I wake: snow in the garden, spouse asleep beside me like a
pinprick of light in the distance, a stopped train—I’ve been
dreaming of Tomas Tranströmer. The dream dangles over
a cliff—I cling to its meaning, but it slips from my fingers,
I fall back to sleep. Again, his green ocean pushes up
through palazzo floors—Good evening, beautiful deep!
and just as I feel joy rising, the plot changes, faces of
dictators peeling away one after the other until it’s
snowing, snowflakes piling up while the moon watches.

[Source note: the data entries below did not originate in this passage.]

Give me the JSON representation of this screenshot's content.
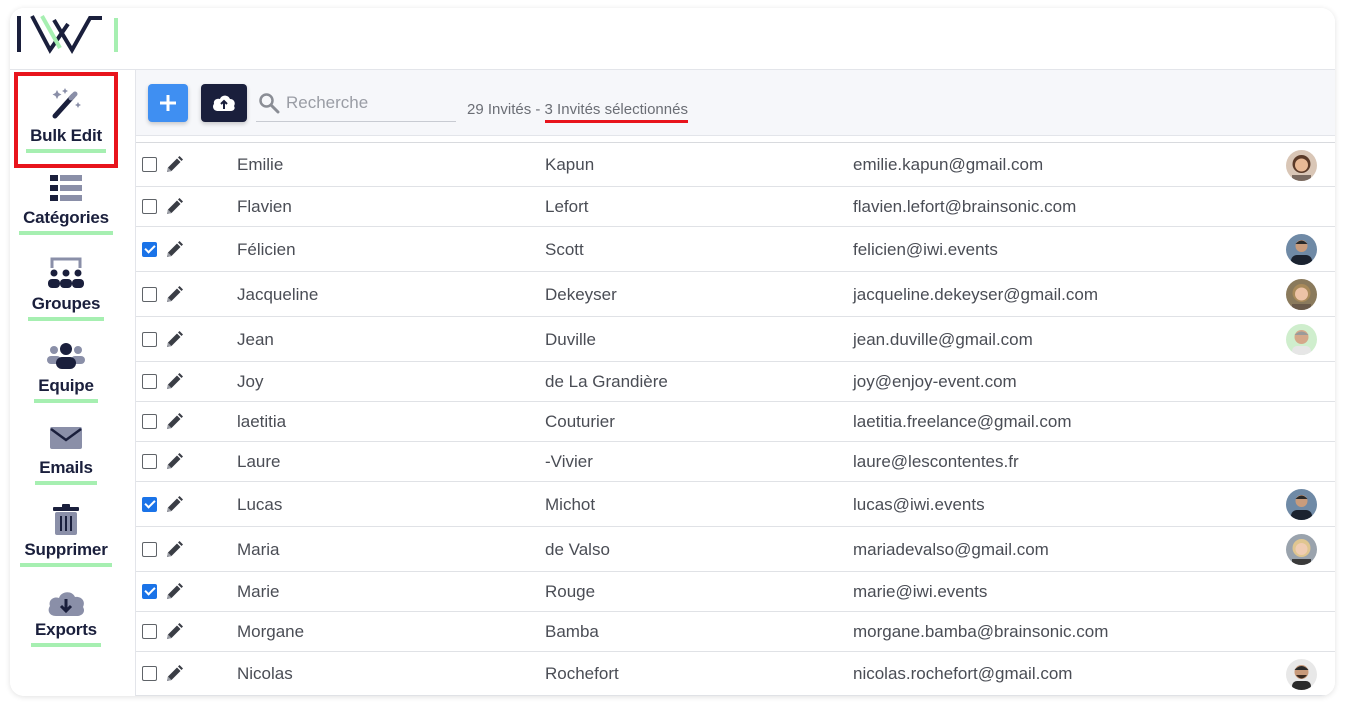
{
  "app": {
    "logo_name": "iwi-logo"
  },
  "sidebar": {
    "items": [
      {
        "label": "Bulk Edit",
        "icon": "magic-wand-icon",
        "active": true
      },
      {
        "label": "Catégories",
        "icon": "list-icon"
      },
      {
        "label": "Groupes",
        "icon": "groups-icon"
      },
      {
        "label": "Equipe",
        "icon": "team-icon"
      },
      {
        "label": "Emails",
        "icon": "envelope-icon"
      },
      {
        "label": "Supprimer",
        "icon": "trash-icon"
      },
      {
        "label": "Exports",
        "icon": "cloud-download-icon"
      }
    ]
  },
  "toolbar": {
    "add_icon": "plus-icon",
    "upload_icon": "cloud-upload-icon",
    "search_placeholder": "Recherche",
    "count_total": "29 Invités - ",
    "count_selected": "3 Invités sélectionnés"
  },
  "colors": {
    "accent_blue": "#3f8ff2",
    "navy": "#1a1f3c",
    "highlight_red": "#e8141c",
    "underline_green": "#a6efb1"
  },
  "guests": [
    {
      "first": "Emilie",
      "last": "Kapun",
      "email": "emilie.kapun@gmail.com",
      "checked": false,
      "avatar": "f1"
    },
    {
      "first": "Flavien",
      "last": "Lefort",
      "email": "flavien.lefort@brainsonic.com",
      "checked": false,
      "avatar": ""
    },
    {
      "first": "Félicien",
      "last": "Scott",
      "email": "felicien@iwi.events",
      "checked": true,
      "avatar": "m1"
    },
    {
      "first": "Jacqueline",
      "last": "Dekeyser",
      "email": "jacqueline.dekeyser@gmail.com",
      "checked": false,
      "avatar": "f2"
    },
    {
      "first": "Jean",
      "last": "Duville",
      "email": "jean.duville@gmail.com",
      "checked": false,
      "avatar": "m2"
    },
    {
      "first": "Joy",
      "last": "de La Grandière",
      "email": "joy@enjoy-event.com",
      "checked": false,
      "avatar": ""
    },
    {
      "first": "laetitia",
      "last": "Couturier",
      "email": "laetitia.freelance@gmail.com",
      "checked": false,
      "avatar": ""
    },
    {
      "first": "Laure",
      "last": "-Vivier",
      "email": "laure@lescontentes.fr",
      "checked": false,
      "avatar": ""
    },
    {
      "first": "Lucas",
      "last": "Michot",
      "email": "lucas@iwi.events",
      "checked": true,
      "avatar": "m1"
    },
    {
      "first": "Maria",
      "last": "de Valso",
      "email": "mariadevalso@gmail.com",
      "checked": false,
      "avatar": "f3"
    },
    {
      "first": "Marie",
      "last": "Rouge",
      "email": "marie@iwi.events",
      "checked": true,
      "avatar": ""
    },
    {
      "first": "Morgane",
      "last": "Bamba",
      "email": "morgane.bamba@brainsonic.com",
      "checked": false,
      "avatar": ""
    },
    {
      "first": "Nicolas",
      "last": "Rochefort",
      "email": "nicolas.rochefort@gmail.com",
      "checked": false,
      "avatar": "m3"
    }
  ]
}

Now it’s clear I am the night’s experiment, another set of
variables to test, and thus subject to slow cruelties—like
those infant monkeys whisked away at birth and assigned
inanimate mothers: either a cloth mannequin or a naked
metal skeleton, both providing basic sustenance but
nothing else. Those dreams in which you can’t move; those
dreams in which you understand everything, and have
everything to say, but can’t speak. As when the ocean ices
over, freezes six-feet thick all around your ship, yet still
you feel it rising and falling, rising and falling. Wanting to
wake from the dream. Wanting to stay asleep.

 
 

Jennifer Stewart Miller holds an MFA from Bennington College and a JD from Columbia University. She’s the author of A Fox Appears: a biography of a boy in haiku (self-published 2015), and her poetry has been nominated for a Pushcart and appeared in Green Mountains Review, Harpur Palate, Hayden’s Ferry Review, Poet Lore, Sugar House Review, and other journals. Her chapbook The Strangers Burial Ground is forthcoming in Fall 2019 from Seven Kitchens Press.